Covert Channel-Based Transmitter Authentication in Controller Area Networks

In recent years, the security of automotive Cyber-Physical Systems (CPSs) is facing urgent threats due to the widespread use of legacy in-vehicle communication systems. As a representative legacy bus system, the Controller Area Network (CAN) hosts Electronic Control Units (ECUs) that are crucial for the vehicles functioning. In this scenario, malicious actors can exploit the CAN vulnerabilities, such as the lack of built-in authentication and encryption schemes, to launch CAN bus attacks (e.g., suspension, injection, and masquerade attacks) with life-threatening consequences (e.g., disabling brakes).

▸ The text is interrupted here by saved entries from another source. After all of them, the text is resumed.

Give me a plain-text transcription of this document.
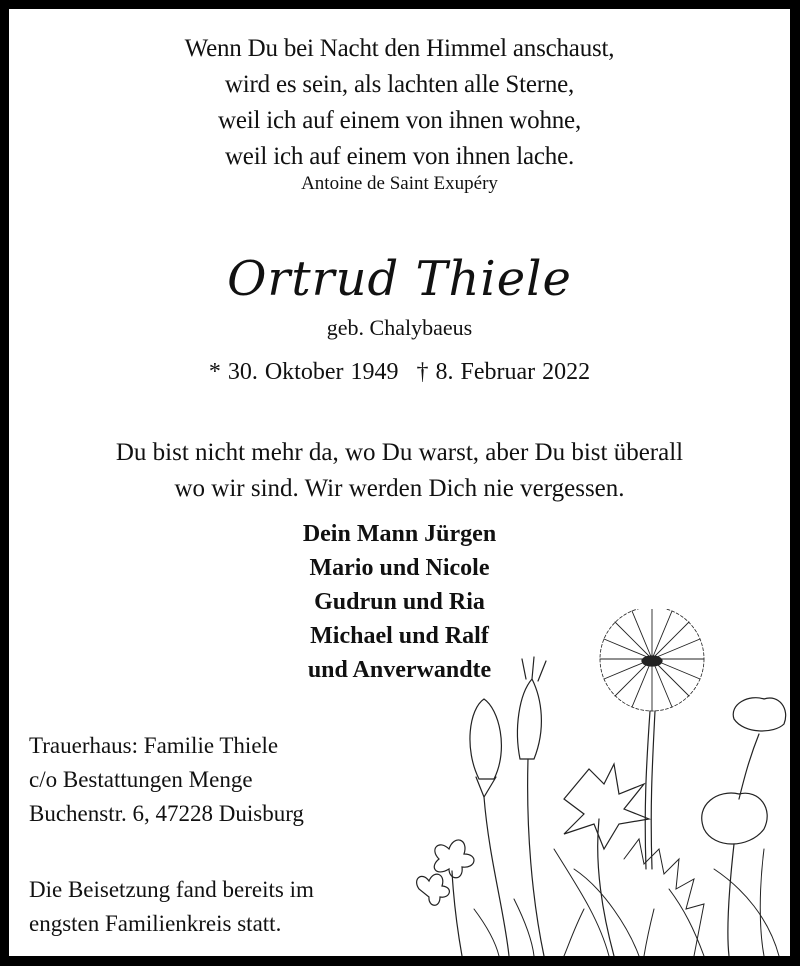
Wenn Du bei Nacht den Himmel anschaust,
wird es sein, als lachten alle Sterne,
weil ich auf einem von ihnen wohne,
weil ich auf einem von ihnen lache.
Antoine de Saint Exupéry
Ortrud Thiele
geb. Chalybaeus
* 30. Oktober 1949 † 8. Februar 2022
Du bist nicht mehr da, wo Du warst, aber Du bist überall
wo wir sind. Wir werden Dich nie vergessen.
Dein Mann Jürgen
Mario und Nicole
Gudrun und Ria
Michael und Ralf
und Anverwandte
Trauerhaus: Familie Thiele
c/o Bestattungen Menge
Buchenstr. 6, 47228 Duisburg
Die Beisetzung fand bereits im
engsten Familienkreis statt.
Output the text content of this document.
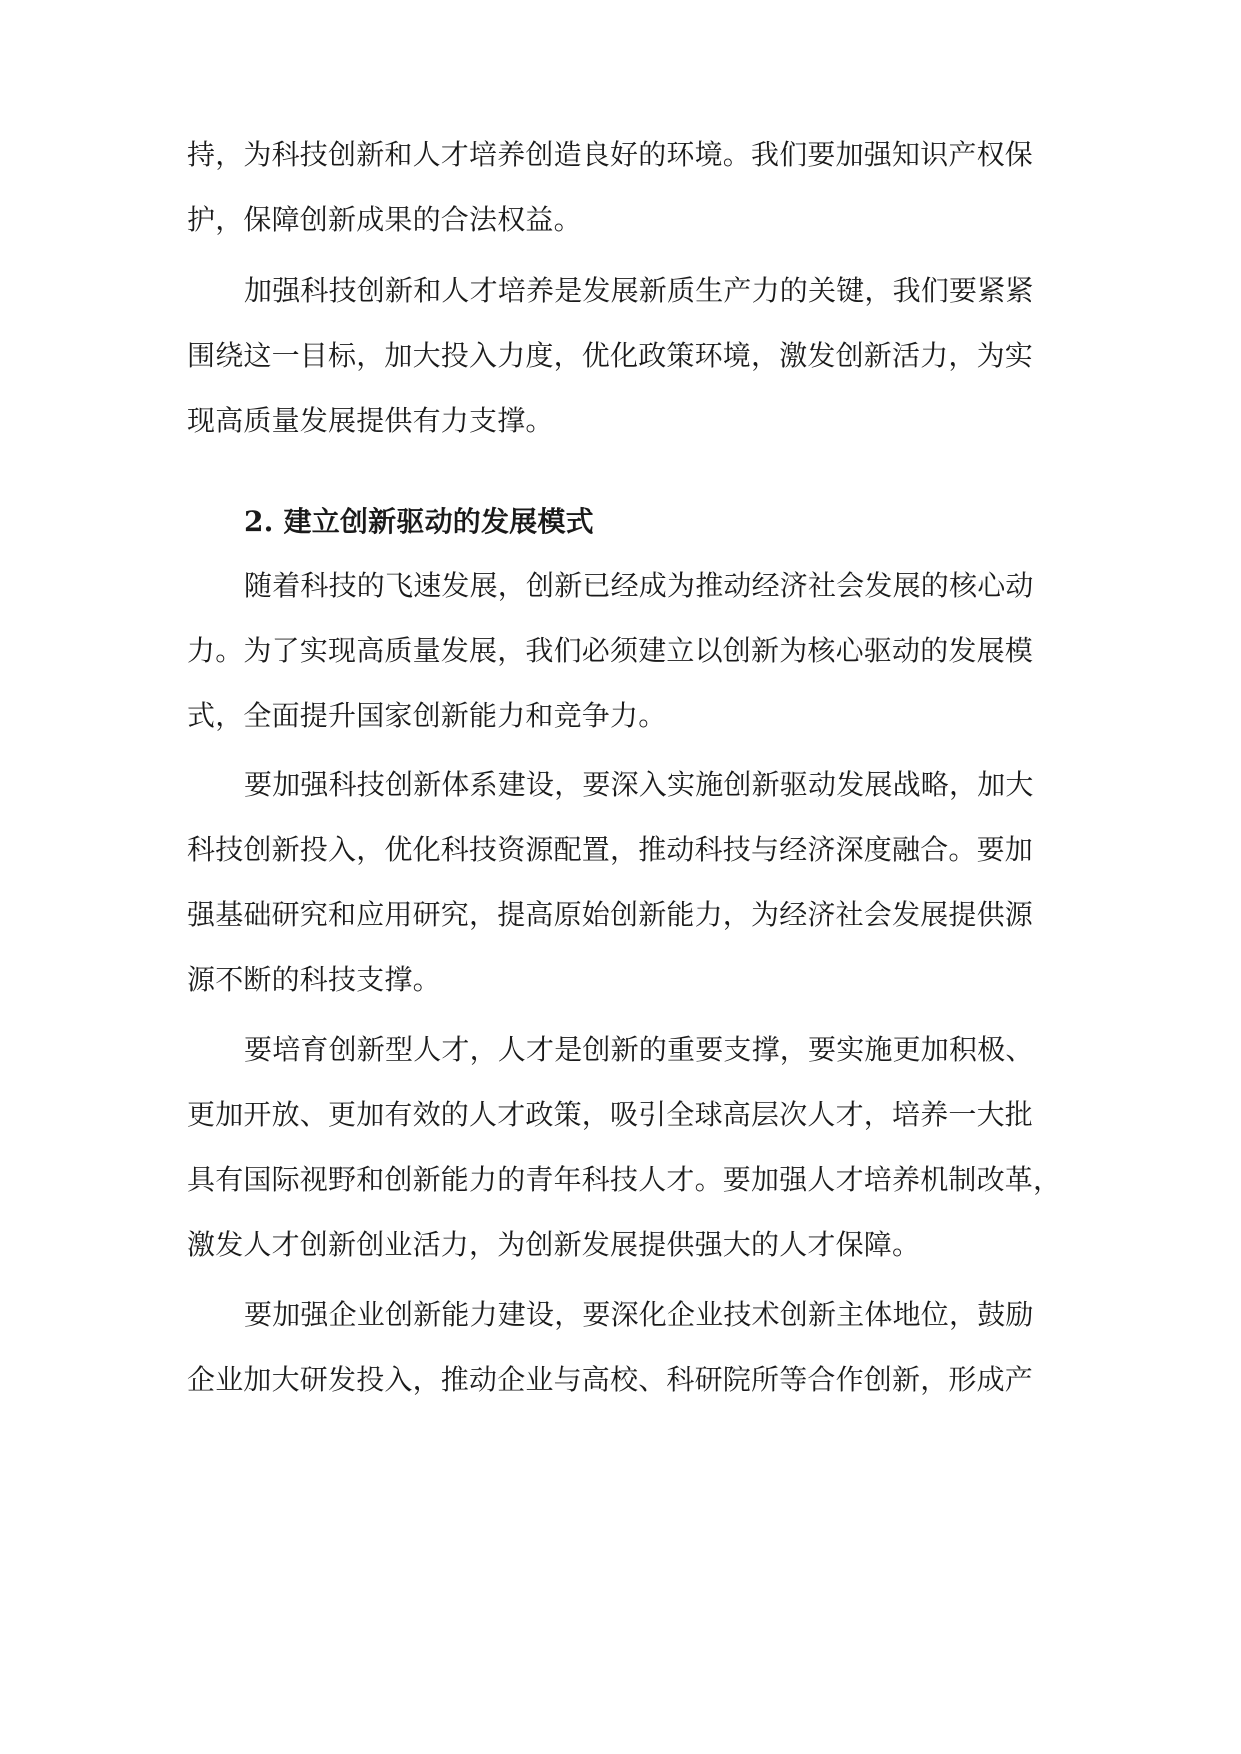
持，为科技创新和人才培养创造良好的环境。我们要加强知识产权保
护，保障创新成果的合法权益。
加强科技创新和人才培养是发展新质生产力的关键，我们要紧紧
围绕这一目标，加大投入力度，优化政策环境，激发创新活力，为实
现高质量发展提供有力支撑。
2. 建立创新驱动的发展模式
随着科技的飞速发展，创新已经成为推动经济社会发展的核心动
力。为了实现高质量发展，我们必须建立以创新为核心驱动的发展模
式，全面提升国家创新能力和竞争力。
要加强科技创新体系建设，要深入实施创新驱动发展战略，加大
科技创新投入，优化科技资源配置，推动科技与经济深度融合。要加
强基础研究和应用研究，提高原始创新能力，为经济社会发展提供源
源不断的科技支撑。
要培育创新型人才，人才是创新的重要支撑，要实施更加积极、
更加开放、更加有效的人才政策，吸引全球高层次人才，培养一大批
具有国际视野和创新能力的青年科技人才。要加强人才培养机制改革，
激发人才创新创业活力，为创新发展提供强大的人才保障。
要加强企业创新能力建设，要深化企业技术创新主体地位，鼓励
企业加大研发投入，推动企业与高校、科研院所等合作创新，形成产
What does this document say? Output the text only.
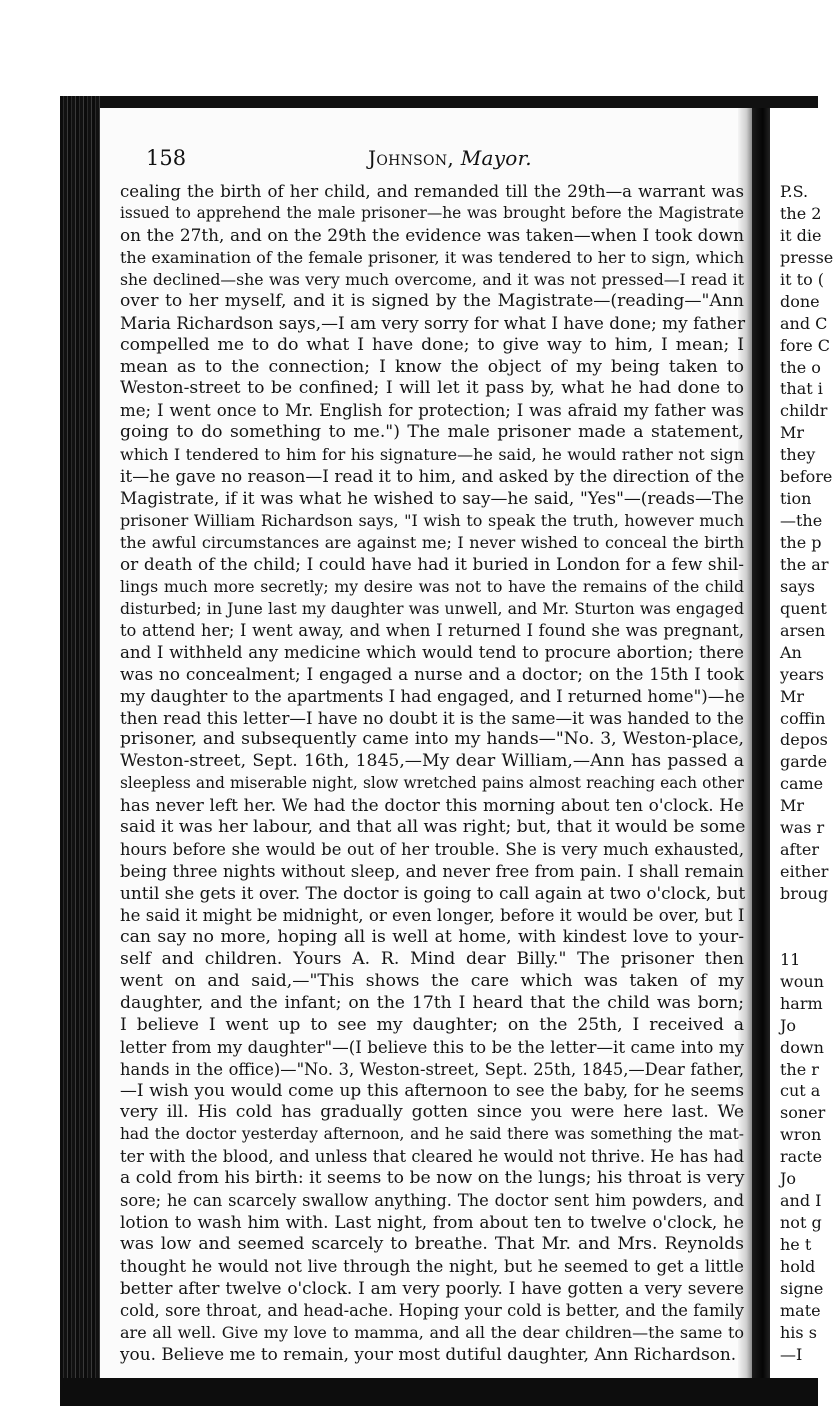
158	Johnson, Mayor.
cealing the birth of her child, and remanded till the 29th—a warrant was
issued to apprehend the male prisoner—he was brought before the Magistrate
on the 27th, and on the 29th the evidence was taken—when I took down
the examination of the female prisoner, it was tendered to her to sign, which
she declined—she was very much overcome, and it was not pressed—I read it
over to her myself, and it is signed by the Magistrate—(reading—"Ann
Maria Richardson says,—I am very sorry for what I have done; my father
compelled me to do what I have done; to give way to him, I mean; I
mean as to the connection; I know the object of my being taken to
Weston-street to be confined; I will let it pass by, what he had done to
me; I went once to Mr. English for protection; I was afraid my father was
going to do something to me.") The male prisoner made a statement,
which I tendered to him for his signature—he said, he would rather not sign
it—he gave no reason—I read it to him, and asked by the direction of the
Magistrate, if it was what he wished to say—he said, "Yes"—(reads—The
prisoner William Richardson says, "I wish to speak the truth, however much
the awful circumstances are against me; I never wished to conceal the birth
or death of the child; I could have had it buried in London for a few shil-
lings much more secretly; my desire was not to have the remains of the child
disturbed; in June last my daughter was unwell, and Mr. Sturton was engaged
to attend her; I went away, and when I returned I found she was pregnant,
and I withheld any medicine which would tend to procure abortion; there
was no concealment; I engaged a nurse and a doctor; on the 15th I took
my daughter to the apartments I had engaged, and I returned home")—he
then read this letter—I have no doubt it is the same—it was handed to the
prisoner, and subsequently came into my hands—"No. 3, Weston-place,
Weston-street, Sept. 16th, 1845,—My dear William,—Ann has passed a
sleepless and miserable night, slow wretched pains almost reaching each other
has never left her. We had the doctor this morning about ten o'clock. He
said it was her labour, and that all was right; but, that it would be some
hours before she would be out of her trouble. She is very much exhausted,
being three nights without sleep, and never free from pain. I shall remain
until she gets it over. The doctor is going to call again at two o'clock, but
he said it might be midnight, or even longer, before it would be over, but I
can say no more, hoping all is well at home, with kindest love to your-
self and children. Yours A. R. Mind dear Billy." The prisoner then
went on and said,—"This shows the care which was taken of my
daughter, and the infant; on the 17th I heard that the child was born;
I believe I went up to see my daughter; on the 25th, I received a
letter from my daughter"—(I believe this to be the letter—it came into my
hands in the office)—"No. 3, Weston-street, Sept. 25th, 1845,—Dear father,
—I wish you would come up this afternoon to see the baby, for he seems
very ill. His cold has gradually gotten since you were here last. We
had the doctor yesterday afternoon, and he said there was something the mat-
ter with the blood, and unless that cleared he would not thrive. He has had
a cold from his birth: it seems to be now on the lungs; his throat is very
sore; he can scarcely swallow anything. The doctor sent him powders, and
lotion to wash him with. Last night, from about ten to twelve o'clock, he
was low and seemed scarcely to breathe. That Mr. and Mrs. Reynolds
thought he would not live through the night, but he seemed to get a little
better after twelve o'clock. I am very poorly. I have gotten a very severe
cold, sore throat, and head-ache. Hoping your cold is better, and the family
are all well. Give my love to mamma, and all the dear children—the same to
you. Believe me to remain, your most dutiful daughter, Ann Richardson.
P.S.
the 2
it die
presse
it to (
done
and C
fore C
the o
that i
childr
Mr
they
before
tion
—the
the p
the ar
says
quent
arsen
An
years
Mr
coffin
depos
garde
came
Mr
was r
after
either
broug
11
woun
harm
Jo
down
the r
cut a
soner
wron
racte
Jo
and I
not g
he t
hold
signe
mate
his s
—I
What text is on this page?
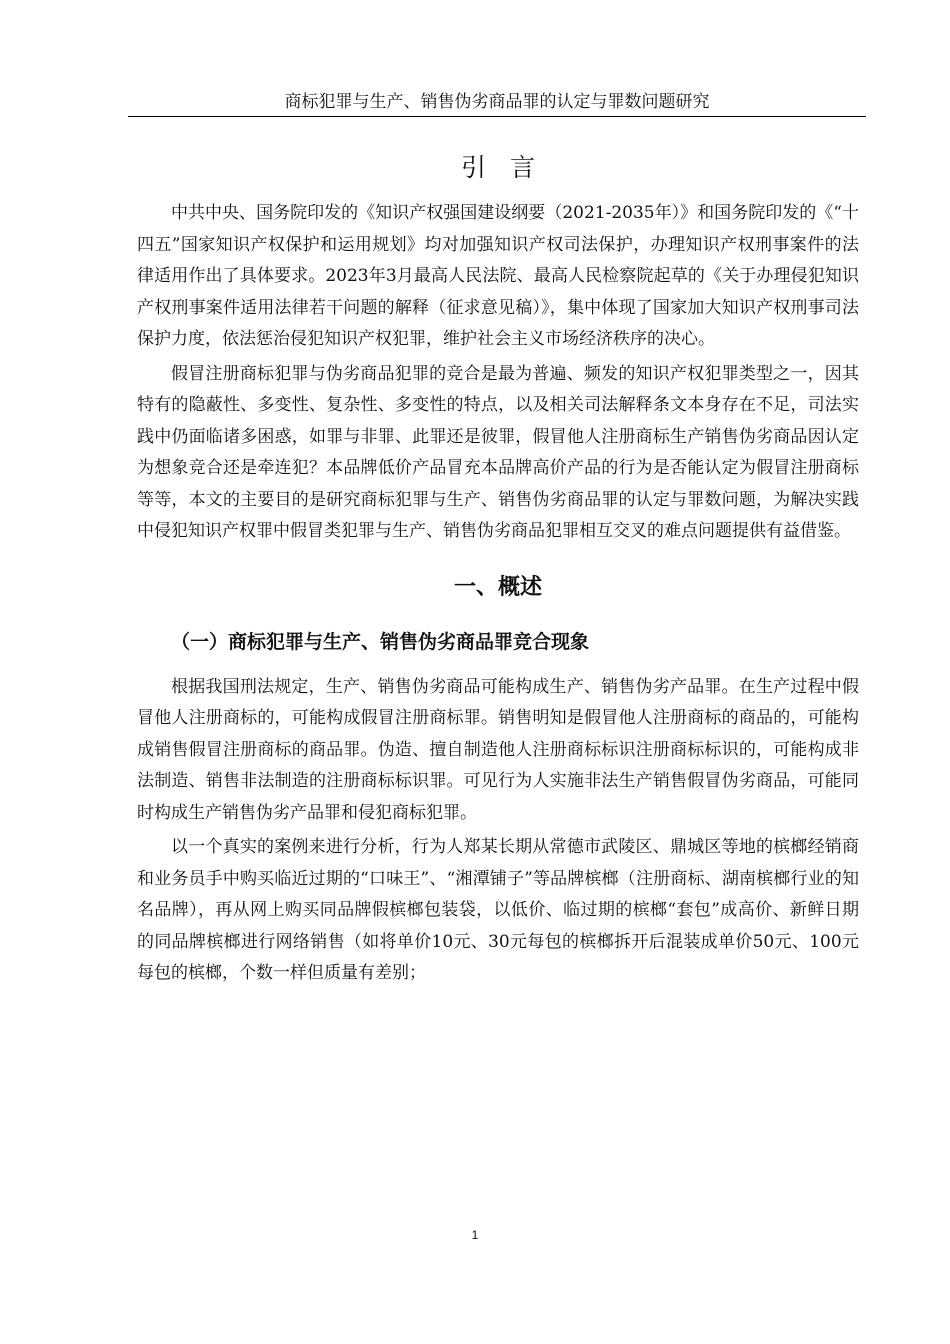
商标犯罪与生产、销售伪劣商品罪的认定与罪数问题研究
引言

中共中央、国务院印发的《知识产权强国建设纲要（2021-2035年）》和国务院印发的《“十四五”国家知识产权保护和运用规划》均对加强知识产权司法保护，办理知识产权刑事案件的法律适用作出了具体要求。2023年3月最高人民法院、最高人民检察院起草的《关于办理侵犯知识产权刑事案件适用法律若干问题的解释（征求意见稿）》，集中体现了国家加大知识产权刑事司法保护力度，依法惩治侵犯知识产权犯罪，维护社会主义市场经济秩序的决心。

假冒注册商标犯罪与伪劣商品犯罪的竞合是最为普遍、频发的知识产权犯罪类型之一，因其特有的隐蔽性、多变性、复杂性、多变性的特点，以及相关司法解释条文本身存在不足，司法实践中仍面临诸多困惑，如罪与非罪、此罪还是彼罪，假冒他人注册商标生产销售伪劣商品因认定为想象竞合还是牵连犯？本品牌低价产品冒充本品牌高价产品的行为是否能认定为假冒注册商标等等，本文的主要目的是研究商标犯罪与生产、销售伪劣商品罪的认定与罪数问题，为解决实践中侵犯知识产权罪中假冒类犯罪与生产、销售伪劣商品犯罪相互交叉的难点问题提供有益借鉴。

一、概述
（一）商标犯罪与生产、销售伪劣商品罪竞合现象

根据我国刑法规定，生产、销售伪劣商品可能构成生产、销售伪劣产品罪。在生产过程中假冒他人注册商标的，可能构成假冒注册商标罪。销售明知是假冒他人注册商标的商品的，可能构成销售假冒注册商标的商品罪。伪造、擅自制造他人注册商标标识注册商标标识的，可能构成非法制造、销售非法制造的注册商标标识罪。可见行为人实施非法生产销售假冒伪劣商品，可能同时构成生产销售伪劣产品罪和侵犯商标犯罪。

以一个真实的案例来进行分析，行为人郑某长期从常德市武陵区、鼎城区等地的槟榔经销商和业务员手中购买临近过期的“口味王”、“湘潭铺子”等品牌槟榔（注册商标、湖南槟榔行业的知名品牌），再从网上购买同品牌假槟榔包装袋，以低价、临过期的槟榔“套包”成高价、新鲜日期的同品牌槟榔进行网络销售（如将单价10元、30元每包的槟榔拆开后混装成单价50元、100元每包的槟榔，个数一样但质量有差别；

1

In this article, we present TACAN (Transmitter Authentication in CAN), which provides secure authentication of ECUs on the legacy CAN bus by exploiting the covert channels , without introducing CAN protocol modifications or traffic overheads (no extra bits or CAN messages are used). TACAN turns upside-down the originally malicious concept of covert channels and exploits it to build an effective defensive technique that facilitates transmitter authentication via a centralized, trusted Monitor Node. TACAN consists of three different covert channels for ECU authentication: 1) the Inter-Arrival Time (IAT)-based, leveraging the IATs of CAN messages; 2) the Least Significant Bit (LSB)-based, concealing authentication messages into the LSBs of normal CAN data; and 3) a hybrid covert channel, exploiting the combination of the first two. In order to validate TACAN, we implement the covert channels on the University of Washington (UW) EcoCAR (Chevrolet Camaro 2016) testbed. We further evaluate the bit error, throughput, and detection performance of TACAN through extensive experiments using the EcoCAR testbed and a publicly available dataset collected from Toyota Camry 2010. We demonstrate the feasibility of TACAN and the effectiveness of detecting CAN bus attacks, highlighting no traffic overheads and attesting the regular functionality of ECUs.